Liz memutuskan untuk menyudahi pekerjaannya saat waktu semakin larut. Ia tutup komputernya, lalu naik ke atas tempat tidur. Ia membiarkan kamarnya dalam keadaan gelap. Karena ia suka dengan suasana gelap dan tenang. Dan dalam beberapa detik, ia jatuh ke dalam alam bawah sadarnya.
Liz tiba-tiba saja terbangun saat ia mendengar suara benda jatuh. Kedua matanya terbuka, namun ia berada di tengah kegelapan yang tak memungkinkan dirinya untuk melihat. Ia arahkan tangannya ke arah samping tempat tidur dan meraih tali lampu. Sedetik kemudian, kamarnya itu telah diterangi oleh cahaya temaram yang terasa hangat.
Apa yang terjatuh?
Liz bangkit dari tempat duduknya lalu memandangi sekitar tempatnya duduk. Tidak ada yang aneh dengan kamar yang ia tempati. Tasnya masih berada di dekat lemari. Dan laptopnya masih ada di atas meja, seperti saat tadi ia tingalkan. Lalu suara apa itu?

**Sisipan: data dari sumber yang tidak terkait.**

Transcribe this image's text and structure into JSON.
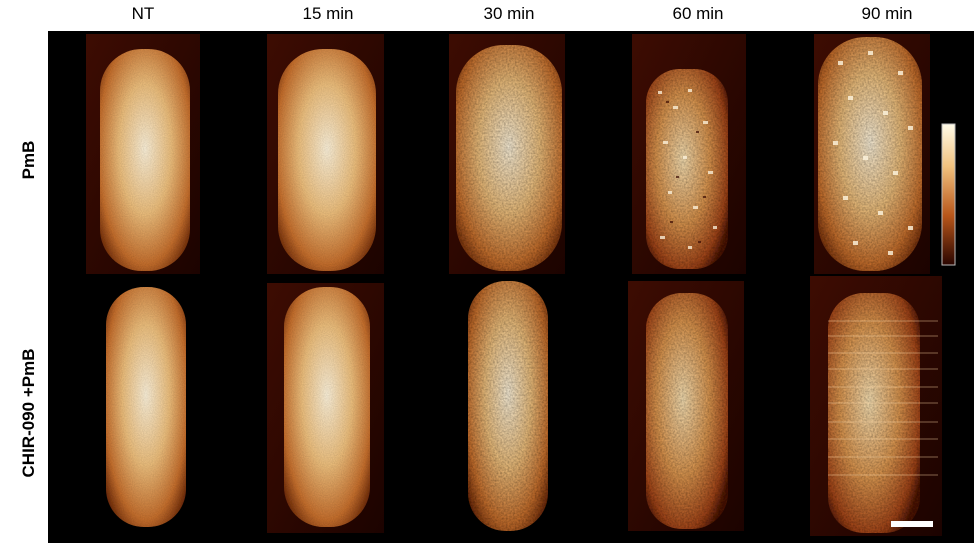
{
  "columns": [
    "NT",
    "15 min",
    "30 min",
    "60 min",
    "90 min"
  ],
  "rows": [
    "PmB",
    "CHIR-090 +PmB"
  ],
  "colormap": {
    "dark": "#2a0500",
    "mid": "#b8561a",
    "light": "#fff3d6"
  },
  "colorbar": {
    "present": true
  },
  "scale_bar": {
    "present": true,
    "color": "#ffffff"
  }
}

Liz berpikir, mungkin suara itu berasal dari kamar sebelah. Ya. Sejak siang tadi ia memang mendengar tawa gadis-gadis dari kamar sebelah. Mungkin anak kuliahan yang menginap disana. Dan jujur saja, Liz merasa sedikit terganggu dengan tawa-tawa melengking itu.
Liz kembali berbaring dan melingkar di bawah selimutnya. Ia matikan lampu, dan kembali tidur. Hanya saja, baru beberapa menit ia bisa masuk ke dalam mimpi, suara itu terdengar lagi.
“DUK!!”
Liz seketika membuka kedua matanya. Dengan cepat ia tarik tali lampu, dan terang. Tidak. Tidak ada yang berubah dan tidak ada yang jatuh di kamarnya. Apakah ulang siswi-siswi itu lagi?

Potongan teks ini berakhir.